レン・ワイズマンを知ったのは2003年の監督デビュー作『アンダーワールド』であり、『ブレイド』や『マトリックス』をさらに洗練させたかのような同作のビジュアルには圧倒的な引きがあって予告の時点でかなり見たいと思ったのですが、本編の内容は予告の数十秒で見た映像が2時間近く続くだけで面白くも何ともなく、激しく落胆させられました。

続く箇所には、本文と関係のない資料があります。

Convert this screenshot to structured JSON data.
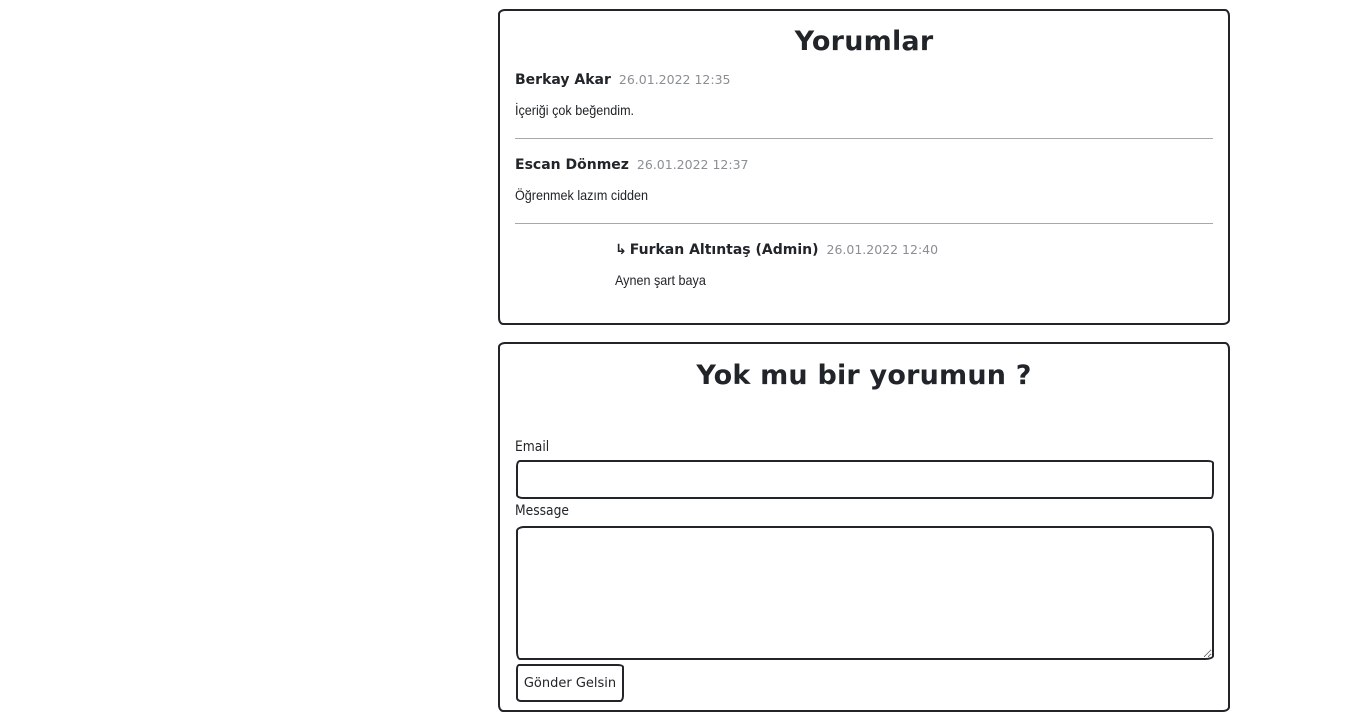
{
  "comments_section": {
    "title": "Yorumlar",
    "comments": [
      {
        "author": "Berkay Akar",
        "date": "26.01.2022 12:35",
        "text": "İçeriği çok beğendim."
      },
      {
        "author": "Escan Dönmez",
        "date": "26.01.2022 12:37",
        "text": "Öğrenmek lazım cidden"
      },
      {
        "reply_icon": "↳",
        "author": "Furkan Altıntaş (Admin)",
        "date": "26.01.2022 12:40",
        "text": "Aynen şart baya"
      }
    ]
  },
  "comment_form": {
    "title": "Yok mu bir yorumun ?",
    "email_label": "Email",
    "email_value": "",
    "message_label": "Message",
    "message_value": "",
    "submit_label": "Gönder Gelsin"
  }
}
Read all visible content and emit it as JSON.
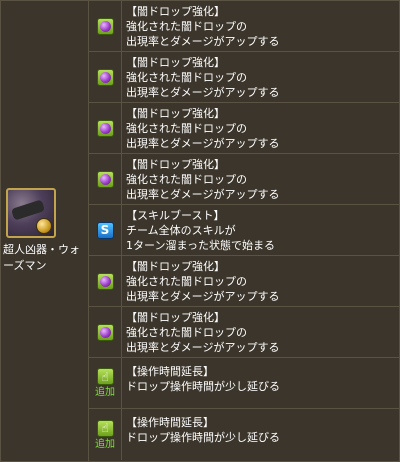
{
  "monster": {
    "name": "超人凶器・ウォーズマン"
  },
  "colors": {
    "badge_green": "#8cc43a",
    "badge_blue": "#2a8ee0",
    "add_label": "#7fe03a"
  },
  "awakenings": [
    {
      "icon": "dark-drop-enhance-icon",
      "badge": "green",
      "title": "【闇ドロップ強化】",
      "lines": [
        "強化された闇ドロップの",
        "出現率とダメージがアップする"
      ]
    },
    {
      "icon": "dark-drop-enhance-icon",
      "badge": "green",
      "title": "【闇ドロップ強化】",
      "lines": [
        "強化された闇ドロップの",
        "出現率とダメージがアップする"
      ]
    },
    {
      "icon": "dark-drop-enhance-icon",
      "badge": "green",
      "title": "【闇ドロップ強化】",
      "lines": [
        "強化された闇ドロップの",
        "出現率とダメージがアップする"
      ]
    },
    {
      "icon": "dark-drop-enhance-icon",
      "badge": "green",
      "title": "【闇ドロップ強化】",
      "lines": [
        "強化された闇ドロップの",
        "出現率とダメージがアップする"
      ]
    },
    {
      "icon": "skill-boost-icon",
      "badge": "blue",
      "title": "【スキルブースト】",
      "lines": [
        "チーム全体のスキルが",
        "1ターン溜まった状態で始まる"
      ]
    },
    {
      "icon": "dark-drop-enhance-icon",
      "badge": "green",
      "title": "【闇ドロップ強化】",
      "lines": [
        "強化された闇ドロップの",
        "出現率とダメージがアップする"
      ]
    },
    {
      "icon": "dark-drop-enhance-icon",
      "badge": "green",
      "title": "【闇ドロップ強化】",
      "lines": [
        "強化された闇ドロップの",
        "出現率とダメージがアップする"
      ]
    },
    {
      "icon": "time-extend-icon",
      "badge": "green",
      "added": "追加",
      "title": "【操作時間延長】",
      "lines": [
        "ドロップ操作時間が少し延びる"
      ]
    },
    {
      "icon": "time-extend-icon",
      "badge": "green",
      "added": "追加",
      "title": "【操作時間延長】",
      "lines": [
        "ドロップ操作時間が少し延びる"
      ]
    }
  ]
}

『インデペンデンス・デイ』『メン・イン・ブラック』『GODZILLA』に美術部門担当として加わり、その後CMやPV界で名を馳せるようになったという経歴が示す通り、この人は一瞬で心を掴むビジュアルの構築にはかなりの実力を持っています。

ただし2時間という長編の物語を紡ぐということ、物語の流れの中でアクションを見せるということは不得意としているために、映画本編はたいてい面白くありません。現在はダイ・ハード6の制作準備に入っているようなのですが、嫌な予感しかしません。

ご都合主義の嵐

主人公は何を目指しているのか、なぜ今戦闘が始まったのかという基本情報の整理すらできていないままにドンパチが始まるので、そこに観客の感情は乗っかりません。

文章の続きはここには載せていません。